YORUM | M. NEDİM HAZAR
Tam ortasındayız yine…
Defalarca kabahat işleyen bir çocuğun her seferinde sığındığı anne kucağı gibi dayanmıştık kapısına. Biliyoruz, biz ne kadar layık olamasak da, sonsuz bir şefkat ve merhametin diriltici affediciliği ile her seferinde bekletmeden açan var, kapıda bırakılmıyor en mücrimimiz bile.
Çağın en sinsi hastalıklarından biri sanırım telaş. Bir acelecilik, koşturmaca ve hız cenderesinde her geçen gün daha da sıkıştırıp, nefes alacak deliklerimizi birer birer kapatıyoruz. İşte bu hafi belanın tabii rehabilite dönemi olarak Ramazan bulunmaz bir imkân, şahane bir fırsat.
Sabırsızlık, insanoğlunun en büyük defolarından biri.
“İnsan, yaradılışça çok acelecidir” buyuruyor Kitab-ı Mübin.

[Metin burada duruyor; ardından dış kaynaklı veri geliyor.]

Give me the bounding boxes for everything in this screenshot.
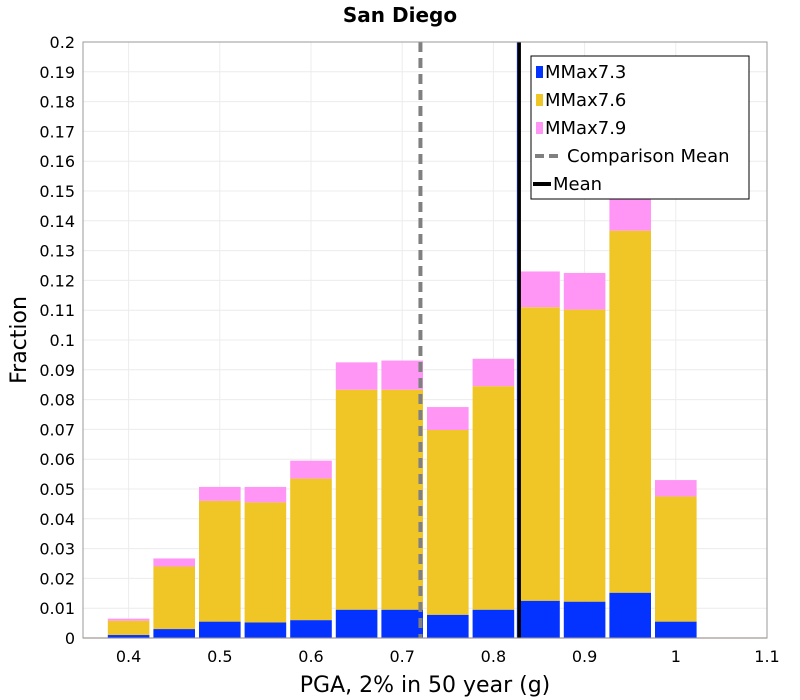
bar-mmax7-3 [518, 600, 560, 638]
x-tick-label: 0.4 [116, 647, 141, 666]
y-tick-label: 0.16 [39, 152, 75, 171]
legend-box [530, 55, 750, 200]
x-tick-label: 0.5 [207, 647, 232, 666]
bar-mmax7-3 [655, 621, 697, 638]
legend-label: MMax7.3 [545, 62, 626, 83]
bar-mmax7-3 [153, 629, 195, 638]
chart-title: San Diego [343, 3, 457, 27]
bar-mmax7-6 [427, 429, 469, 615]
bar-mmax7-9 [153, 558, 195, 567]
legend-swatch [536, 122, 543, 134]
x-tick-label: 0.6 [298, 647, 323, 666]
y-tick-label: 0.04 [39, 510, 75, 529]
bar-mmax7-3 [244, 622, 287, 638]
bar-mmax7-9 [427, 407, 469, 430]
legend-label: Comparison Mean [567, 146, 730, 167]
x-axis-title: PGA, 2% in 50 year (g) [300, 673, 551, 698]
bar-mmax7-3 [290, 620, 332, 638]
bar-mmax7-3 [472, 609, 515, 638]
bar-mmax7-9 [381, 360, 423, 390]
legend: MMax7.3 MMax7.6 MMax7.9 Comparison Mean Mean [530, 55, 750, 200]
x-tick-label: 0.9 [572, 647, 597, 666]
bar-mmax7-6 [609, 230, 651, 593]
y-tick-label: 0.07 [39, 420, 75, 439]
y-tick-label: 0.01 [39, 599, 75, 618]
bar-mmax7-9 [199, 486, 241, 501]
bars [107, 184, 697, 638]
plot-frame [82, 41, 768, 639]
bar-mmax7-9 [244, 486, 287, 503]
bar-mmax7-9 [335, 362, 378, 390]
bar-mmax7-9 [107, 618, 150, 621]
y-tick-label: 0.2 [50, 33, 75, 52]
bar-mmax7-3 [563, 601, 606, 638]
y-tick-label: 0.02 [39, 569, 75, 588]
y-tick-label: 0.03 [39, 540, 75, 559]
y-tick-label: 0.11 [39, 301, 75, 320]
bar-mmax7-9 [563, 272, 606, 310]
x-tick-label: 0.8 [481, 647, 506, 666]
y-tick-label: 0.12 [39, 271, 75, 290]
bar-mmax7-3 [381, 609, 423, 638]
bar-mmax7-3 [199, 621, 241, 638]
mean-lines [418, 42, 521, 638]
bar-mmax7-3 [107, 635, 150, 638]
bar-mmax7-6 [153, 566, 195, 630]
legend-swatch [536, 94, 543, 106]
bar-mmax7-6 [244, 502, 287, 623]
bar-mmax7-9 [655, 480, 697, 497]
y-tick-label: 0.18 [39, 93, 75, 112]
legend-swatch [536, 66, 543, 78]
legend-label: MMax7.6 [545, 90, 626, 111]
bar-mmax7-6 [335, 389, 378, 610]
bar-mmax7-9 [472, 358, 515, 387]
y-tick-label: 0.08 [39, 391, 75, 410]
y-axis-title: Fraction [7, 296, 32, 384]
y-tick-label: 0.19 [39, 63, 75, 82]
bar-mmax7-6 [107, 620, 150, 636]
y-tick-label: 0.1 [50, 331, 75, 350]
bar-mmax7-6 [655, 496, 697, 622]
bar-mmax7-3 [427, 614, 469, 638]
bar-mmax7-6 [290, 478, 332, 621]
y-tick-label: 0 [65, 629, 75, 648]
y-tick-label: 0.15 [39, 182, 75, 201]
y-tick-label: 0.14 [39, 212, 75, 231]
x-tick-label: 1.1 [754, 647, 779, 666]
bar-mmax7-6 [199, 500, 241, 622]
bar-mmax7-9 [290, 460, 332, 479]
bar-mmax7-3 [335, 609, 378, 638]
x-axis-ticks: 0.4 0.5 0.6 0.7 0.8 0.9 1 1.1 [116, 647, 780, 666]
legend-label: Mean [553, 174, 602, 195]
bar-mmax7-6 [472, 386, 515, 610]
y-tick-label: 0.06 [39, 450, 75, 469]
y-tick-label: 0.05 [39, 480, 75, 499]
x-tick-label: 1 [671, 647, 681, 666]
x-tick-label: 0.7 [389, 647, 414, 666]
bar-mmax7-6 [381, 389, 423, 610]
bar-mmax7-9 [518, 271, 560, 308]
bar-mmax7-6 [563, 309, 606, 602]
y-tick-label: 0.09 [39, 361, 75, 380]
bar-mmax7-6 [518, 307, 560, 601]
y-axis-ticks: 0 0.01 0.02 0.03 0.04 0.05 0.06 0.07 0.08 0.09 0.1… [39, 33, 75, 648]
bar-mmax7-3 [609, 592, 651, 638]
legend-label: MMax7.9 [545, 118, 626, 139]
y-tick-label: 0.13 [39, 242, 75, 261]
y-tick-label: 0.17 [39, 122, 75, 141]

Hızlı ulaşım, hızlı iletişim, hızlı tüketim makbul sayılıyor çağımızda. Buz devrinden daha erdemli sayılıyor hız devri. İşte rahmet ayı hızdan naza, süratten niyaza, telaştan sükunete doğru bir yöneliş koridoru açıyor idrakinde olanlar için.
Oruç mevsimi yavaşlama ve sükûnet mevsimi. Ruhen ve bedenen… Hız virüsüne karşı insana bahşedilen muazzam bir antikor bu kutsal dönem.
Çağın insanına “ayağını gaz pedalından çek” diye sesleniyor Ramazan. Meseleye bu perspektifle bakınca, günün uzunluğu, sıcağı, soğuğu, işin zorluğu bir anda anlamsızlaşmıyor şüphesiz, tersine avantaja dönüşüyor rahmet kapısına sinelerini yaslayanlar için.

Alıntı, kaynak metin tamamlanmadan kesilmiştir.